To Smith, day centers are very important, because they fill a need.

“I think that they are going to grow in a very noticeable way across the United States as our population begins to age,” Smith said.  

First and foremost, Smith said the center benefited those who attend the program.

“We try to stimulate those that come and provide social interaction, music therapy – of course -- and as much as we can do to make them fell like their old selves again,” he said.  

LaRue Willis was a member of the day center, and said the center did just that for her as she visited twice a week before it closed. The day center gave her a chance to be a part of a community again. 

“Today was one of the days that I would have gone, but my day looks kind of empty,” Willis said.

In addition to the personal benefits of those who participate, Smith said that the services the center provided were also valuable to caregivers.

“Caregivers can feel very confident in the fact that their loved ones are being well taken care of,” he said. “They can walk away with a clearer mind and either get rest or run errands.”

As a caregiver, Amussen said taking care of a person always takes its toll.

“You have another family and you have other responsibilities,” he said. “It’s not easy. It made such a difference for us to have her be able to go to the day program, it gave us a little time to be with our family.”
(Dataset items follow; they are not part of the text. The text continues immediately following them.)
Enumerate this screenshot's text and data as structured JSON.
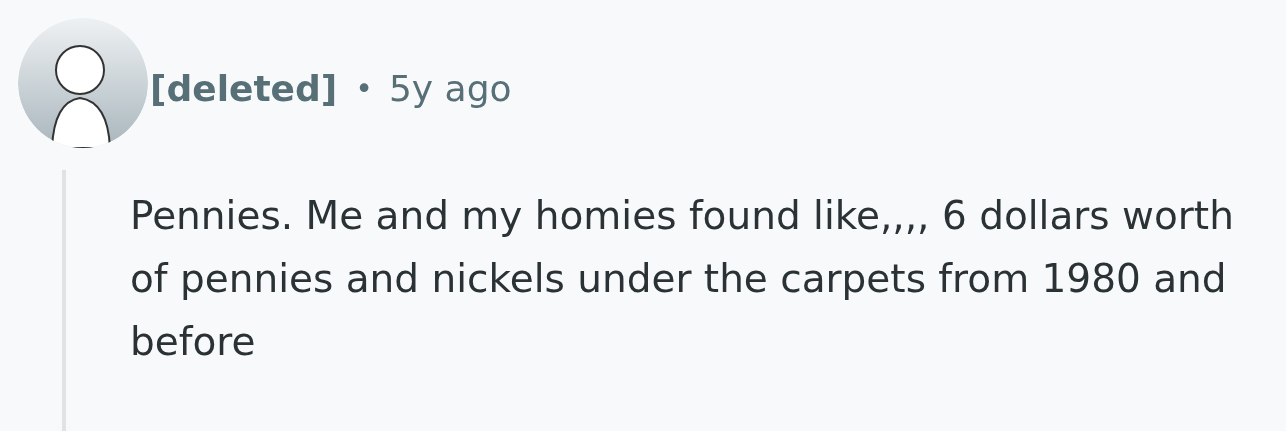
{
  "comment": {
    "author": "[deleted]",
    "separator": "•",
    "age": "5y ago",
    "body": "Pennies. Me and my homies found like,,,, 6 dollars worth of pennies and nickels under the carpets from 1980 and before"
  }
}
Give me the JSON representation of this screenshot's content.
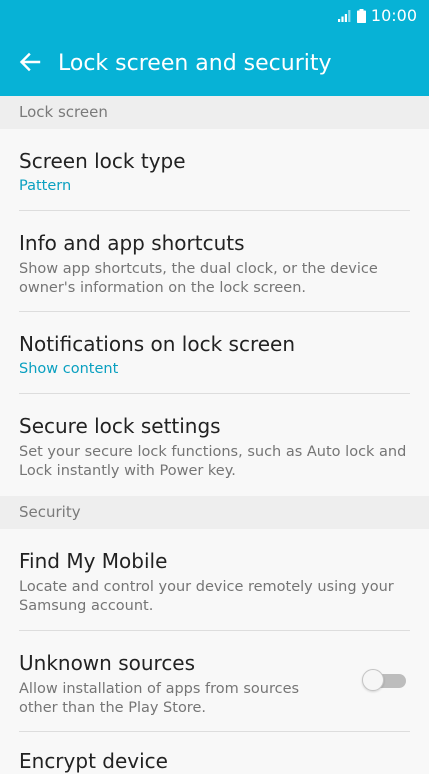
{
  "status_bar": {
    "time": "10:00",
    "icons": [
      "signal-icon",
      "battery-icon"
    ]
  },
  "app_bar": {
    "back_icon": "arrow-left-icon",
    "title": "Lock screen and security"
  },
  "sections": {
    "lock_screen": {
      "header": "Lock screen",
      "items": [
        {
          "title": "Screen lock type",
          "subtitle": "Pattern"
        },
        {
          "title": "Info and app shortcuts",
          "subtitle": "Show app shortcuts, the dual clock, or the device owner's information on the lock screen."
        },
        {
          "title": "Notifications on lock screen",
          "subtitle": "Show content"
        },
        {
          "title": "Secure lock settings",
          "subtitle": "Set your secure lock functions, such as Auto lock and Lock instantly with Power key."
        }
      ]
    },
    "security": {
      "header": "Security",
      "items": [
        {
          "title": "Find My Mobile",
          "subtitle": "Locate and control your device remotely using your Samsung account."
        },
        {
          "title": "Unknown sources",
          "subtitle": "Allow installation of apps from sources other than the Play Store.",
          "toggle_on": false
        },
        {
          "title": "Encrypt device"
        }
      ]
    }
  },
  "colors": {
    "accent": "#07b2d6",
    "accent_text": "#0aa0c0"
  }
}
Thompson and Amussen said they look forward to the re-opening of the center because they are back to 24-hour-care with their mother.

“We get a CNA to come in three times a week to bathe her,” Thompson said, because a bath is all Medicare covers for their family.

Smith said he's not sure when the center will re-open, but he can only hope that it will open sometime in May.

“The center needs a certain amount of money and get commitments from various clients that we have and make sure that we can be up and stable,” he said.